By taking it ad absurdum, the disorder is “brought to experience” – the stealing becomes conspicuous. Since in the story the deed is not tolerated, indeed ridiculed, there is a disruption of the current state. In a strong, “uncontrolled” disorder Hüther refers to a “reorientation and reorganisation of current behavioural patterns” being enabled. On the other hand an overload can also lead to old behavioural patterns being resumed.
Healing takes time
As in all learning processes, it is not enough to tell such a story once. Only repetition makes it possible to connect with the values and processes it communicates. This can be explained in that neuronal connectivity – here as the physical foundation for action – becomes particularly well formed and easier to activate through frequent and intensive activation, later also without external sensory perception from memory.

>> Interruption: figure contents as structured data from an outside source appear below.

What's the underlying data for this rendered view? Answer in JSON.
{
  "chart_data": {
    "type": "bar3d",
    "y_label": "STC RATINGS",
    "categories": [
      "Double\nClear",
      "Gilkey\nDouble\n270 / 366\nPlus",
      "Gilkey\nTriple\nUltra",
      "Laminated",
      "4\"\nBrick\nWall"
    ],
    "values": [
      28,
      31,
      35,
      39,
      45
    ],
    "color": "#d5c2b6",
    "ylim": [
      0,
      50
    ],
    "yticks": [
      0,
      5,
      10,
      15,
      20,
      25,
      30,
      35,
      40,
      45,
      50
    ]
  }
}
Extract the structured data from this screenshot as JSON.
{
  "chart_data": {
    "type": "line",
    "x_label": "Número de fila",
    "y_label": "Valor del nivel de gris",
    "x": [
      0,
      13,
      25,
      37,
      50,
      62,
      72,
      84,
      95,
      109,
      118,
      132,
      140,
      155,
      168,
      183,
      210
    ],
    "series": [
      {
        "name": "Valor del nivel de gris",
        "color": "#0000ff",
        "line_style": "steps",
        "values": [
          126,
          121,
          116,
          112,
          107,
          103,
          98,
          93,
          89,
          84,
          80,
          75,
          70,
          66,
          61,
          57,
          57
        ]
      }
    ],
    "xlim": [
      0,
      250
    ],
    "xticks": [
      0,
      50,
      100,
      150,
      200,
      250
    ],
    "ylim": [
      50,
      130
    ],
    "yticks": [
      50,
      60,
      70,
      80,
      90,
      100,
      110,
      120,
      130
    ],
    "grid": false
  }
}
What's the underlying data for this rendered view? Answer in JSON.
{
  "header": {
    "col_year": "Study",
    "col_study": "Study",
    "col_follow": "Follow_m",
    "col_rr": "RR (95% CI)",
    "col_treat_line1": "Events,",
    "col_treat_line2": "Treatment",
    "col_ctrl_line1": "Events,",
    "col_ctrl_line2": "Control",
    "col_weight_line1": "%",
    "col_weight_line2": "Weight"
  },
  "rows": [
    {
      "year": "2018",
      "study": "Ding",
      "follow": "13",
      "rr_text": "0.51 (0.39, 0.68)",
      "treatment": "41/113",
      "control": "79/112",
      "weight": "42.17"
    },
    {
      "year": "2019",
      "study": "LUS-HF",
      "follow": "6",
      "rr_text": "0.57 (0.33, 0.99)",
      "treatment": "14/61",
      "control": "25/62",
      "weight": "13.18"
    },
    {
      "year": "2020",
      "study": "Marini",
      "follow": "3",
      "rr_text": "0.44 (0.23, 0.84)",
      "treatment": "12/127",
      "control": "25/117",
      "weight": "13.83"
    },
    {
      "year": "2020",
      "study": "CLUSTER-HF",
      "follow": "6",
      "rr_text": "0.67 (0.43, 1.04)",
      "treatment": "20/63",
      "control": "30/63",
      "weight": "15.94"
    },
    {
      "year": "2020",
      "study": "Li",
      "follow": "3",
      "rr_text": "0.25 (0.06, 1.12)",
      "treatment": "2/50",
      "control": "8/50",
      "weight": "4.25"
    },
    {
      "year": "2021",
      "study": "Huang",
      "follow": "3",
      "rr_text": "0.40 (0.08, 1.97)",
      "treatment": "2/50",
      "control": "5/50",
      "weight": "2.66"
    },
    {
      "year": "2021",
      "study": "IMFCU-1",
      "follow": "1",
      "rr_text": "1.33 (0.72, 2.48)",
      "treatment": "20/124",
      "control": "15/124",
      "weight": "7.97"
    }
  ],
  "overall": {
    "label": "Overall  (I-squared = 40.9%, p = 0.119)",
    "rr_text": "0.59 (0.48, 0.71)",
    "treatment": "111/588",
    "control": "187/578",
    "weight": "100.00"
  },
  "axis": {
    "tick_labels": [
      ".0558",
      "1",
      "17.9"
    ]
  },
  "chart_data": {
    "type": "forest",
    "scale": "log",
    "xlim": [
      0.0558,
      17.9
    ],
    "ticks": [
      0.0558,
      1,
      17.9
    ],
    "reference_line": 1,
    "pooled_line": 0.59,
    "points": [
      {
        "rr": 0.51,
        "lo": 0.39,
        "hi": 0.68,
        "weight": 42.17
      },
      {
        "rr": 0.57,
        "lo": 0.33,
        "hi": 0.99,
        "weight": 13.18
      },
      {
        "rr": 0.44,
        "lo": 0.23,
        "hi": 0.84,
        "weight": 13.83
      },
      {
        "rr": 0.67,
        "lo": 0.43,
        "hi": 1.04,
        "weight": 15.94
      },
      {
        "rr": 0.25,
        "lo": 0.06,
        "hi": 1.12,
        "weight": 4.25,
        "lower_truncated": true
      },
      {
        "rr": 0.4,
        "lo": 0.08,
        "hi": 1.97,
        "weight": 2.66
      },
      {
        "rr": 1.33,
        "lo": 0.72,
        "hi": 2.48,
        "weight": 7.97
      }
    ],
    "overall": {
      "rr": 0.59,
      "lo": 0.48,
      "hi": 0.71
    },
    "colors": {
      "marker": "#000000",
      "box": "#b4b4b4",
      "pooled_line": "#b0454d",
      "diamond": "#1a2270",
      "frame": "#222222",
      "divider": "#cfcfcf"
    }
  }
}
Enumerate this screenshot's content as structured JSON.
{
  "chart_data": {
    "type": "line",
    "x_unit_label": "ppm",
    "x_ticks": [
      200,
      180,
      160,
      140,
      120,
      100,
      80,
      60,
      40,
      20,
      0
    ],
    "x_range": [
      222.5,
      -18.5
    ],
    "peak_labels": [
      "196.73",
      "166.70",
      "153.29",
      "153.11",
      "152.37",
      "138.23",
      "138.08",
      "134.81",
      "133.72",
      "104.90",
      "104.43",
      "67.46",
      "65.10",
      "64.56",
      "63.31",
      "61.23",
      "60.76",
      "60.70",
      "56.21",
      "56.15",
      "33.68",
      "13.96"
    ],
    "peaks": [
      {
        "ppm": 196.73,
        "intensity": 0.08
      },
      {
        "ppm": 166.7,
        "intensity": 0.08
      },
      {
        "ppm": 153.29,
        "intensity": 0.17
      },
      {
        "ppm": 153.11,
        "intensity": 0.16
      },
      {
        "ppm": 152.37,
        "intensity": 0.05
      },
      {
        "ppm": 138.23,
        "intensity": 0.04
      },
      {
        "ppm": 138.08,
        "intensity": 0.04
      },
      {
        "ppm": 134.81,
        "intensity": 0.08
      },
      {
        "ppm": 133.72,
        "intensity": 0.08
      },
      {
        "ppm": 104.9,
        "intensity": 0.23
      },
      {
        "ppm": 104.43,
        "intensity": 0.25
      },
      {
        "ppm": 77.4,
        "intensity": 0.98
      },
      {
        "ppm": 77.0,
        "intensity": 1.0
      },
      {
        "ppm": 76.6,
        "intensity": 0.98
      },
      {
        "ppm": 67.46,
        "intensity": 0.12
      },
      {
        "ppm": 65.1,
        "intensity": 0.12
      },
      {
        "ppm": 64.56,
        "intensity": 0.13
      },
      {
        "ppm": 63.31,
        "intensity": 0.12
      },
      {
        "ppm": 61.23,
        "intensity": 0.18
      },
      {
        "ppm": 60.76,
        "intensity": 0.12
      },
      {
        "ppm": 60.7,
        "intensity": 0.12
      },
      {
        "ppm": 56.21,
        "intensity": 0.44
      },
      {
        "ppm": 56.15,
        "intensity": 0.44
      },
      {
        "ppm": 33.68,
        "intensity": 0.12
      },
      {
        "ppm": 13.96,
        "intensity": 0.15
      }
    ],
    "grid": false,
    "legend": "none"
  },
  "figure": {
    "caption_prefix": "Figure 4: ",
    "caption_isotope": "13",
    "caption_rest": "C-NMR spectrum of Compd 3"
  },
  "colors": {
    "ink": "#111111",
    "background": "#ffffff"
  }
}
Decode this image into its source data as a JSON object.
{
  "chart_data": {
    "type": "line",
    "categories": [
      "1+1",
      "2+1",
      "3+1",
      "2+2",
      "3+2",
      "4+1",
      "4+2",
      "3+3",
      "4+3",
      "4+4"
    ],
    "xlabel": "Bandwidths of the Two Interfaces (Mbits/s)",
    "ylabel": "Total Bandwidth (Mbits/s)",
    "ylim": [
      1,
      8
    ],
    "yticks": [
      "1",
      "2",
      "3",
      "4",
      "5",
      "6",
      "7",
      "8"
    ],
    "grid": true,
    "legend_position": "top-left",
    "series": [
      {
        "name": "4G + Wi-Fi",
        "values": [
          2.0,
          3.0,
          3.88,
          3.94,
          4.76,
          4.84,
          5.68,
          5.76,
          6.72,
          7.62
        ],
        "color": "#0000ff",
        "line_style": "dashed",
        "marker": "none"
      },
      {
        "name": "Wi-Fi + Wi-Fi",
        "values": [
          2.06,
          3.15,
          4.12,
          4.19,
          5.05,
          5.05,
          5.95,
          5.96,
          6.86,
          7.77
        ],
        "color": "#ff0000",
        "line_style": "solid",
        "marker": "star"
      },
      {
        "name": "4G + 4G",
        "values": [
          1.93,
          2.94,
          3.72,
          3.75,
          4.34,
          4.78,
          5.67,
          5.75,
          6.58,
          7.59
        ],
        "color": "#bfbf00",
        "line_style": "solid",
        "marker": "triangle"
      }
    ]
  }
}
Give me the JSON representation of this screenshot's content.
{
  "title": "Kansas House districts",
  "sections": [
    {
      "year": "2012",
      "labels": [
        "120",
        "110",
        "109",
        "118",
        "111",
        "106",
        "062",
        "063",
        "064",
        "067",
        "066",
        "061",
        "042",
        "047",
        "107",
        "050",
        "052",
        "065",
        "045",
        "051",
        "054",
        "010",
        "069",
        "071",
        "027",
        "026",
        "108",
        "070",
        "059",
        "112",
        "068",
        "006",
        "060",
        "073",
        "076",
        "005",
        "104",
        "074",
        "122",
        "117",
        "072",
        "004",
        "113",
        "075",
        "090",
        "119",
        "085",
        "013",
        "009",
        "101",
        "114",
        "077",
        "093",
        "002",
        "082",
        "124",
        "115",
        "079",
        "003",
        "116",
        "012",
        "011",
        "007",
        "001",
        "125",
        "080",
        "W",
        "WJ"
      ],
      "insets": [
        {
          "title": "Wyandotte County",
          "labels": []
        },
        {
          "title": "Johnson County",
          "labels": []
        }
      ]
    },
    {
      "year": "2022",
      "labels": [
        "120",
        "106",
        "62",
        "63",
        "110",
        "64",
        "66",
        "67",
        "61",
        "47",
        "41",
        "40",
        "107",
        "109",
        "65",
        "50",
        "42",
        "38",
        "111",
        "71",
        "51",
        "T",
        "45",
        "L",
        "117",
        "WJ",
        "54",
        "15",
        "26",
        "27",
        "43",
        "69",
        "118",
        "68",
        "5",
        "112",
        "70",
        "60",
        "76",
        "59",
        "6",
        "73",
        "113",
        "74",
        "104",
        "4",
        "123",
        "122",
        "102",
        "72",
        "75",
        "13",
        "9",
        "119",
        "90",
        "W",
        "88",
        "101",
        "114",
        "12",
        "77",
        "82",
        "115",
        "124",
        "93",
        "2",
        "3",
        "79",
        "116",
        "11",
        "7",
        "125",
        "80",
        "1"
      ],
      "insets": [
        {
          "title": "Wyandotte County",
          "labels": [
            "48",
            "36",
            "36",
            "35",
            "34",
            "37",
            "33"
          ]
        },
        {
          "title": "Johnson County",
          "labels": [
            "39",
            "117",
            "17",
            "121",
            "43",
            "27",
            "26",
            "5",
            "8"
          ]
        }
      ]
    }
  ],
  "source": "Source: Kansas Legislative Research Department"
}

This indicates that this therapeutic path should be initiated as early as possible. Of course Billy has to be mature enough to be able to take in the moral content of such a story. But even repetition is not enough – patience is also required: “healing” through stories is a protracted process through which often “something can be achieved only after a very long time”, Steiner himself says. Hüther, too, points out that time is required in the case of the processing of stress reactions which can extend from days or weeks to years.
But Billy has the opportunity successfully to tackle his “impulse control disorder”, as the compulsive urge to steal is also called.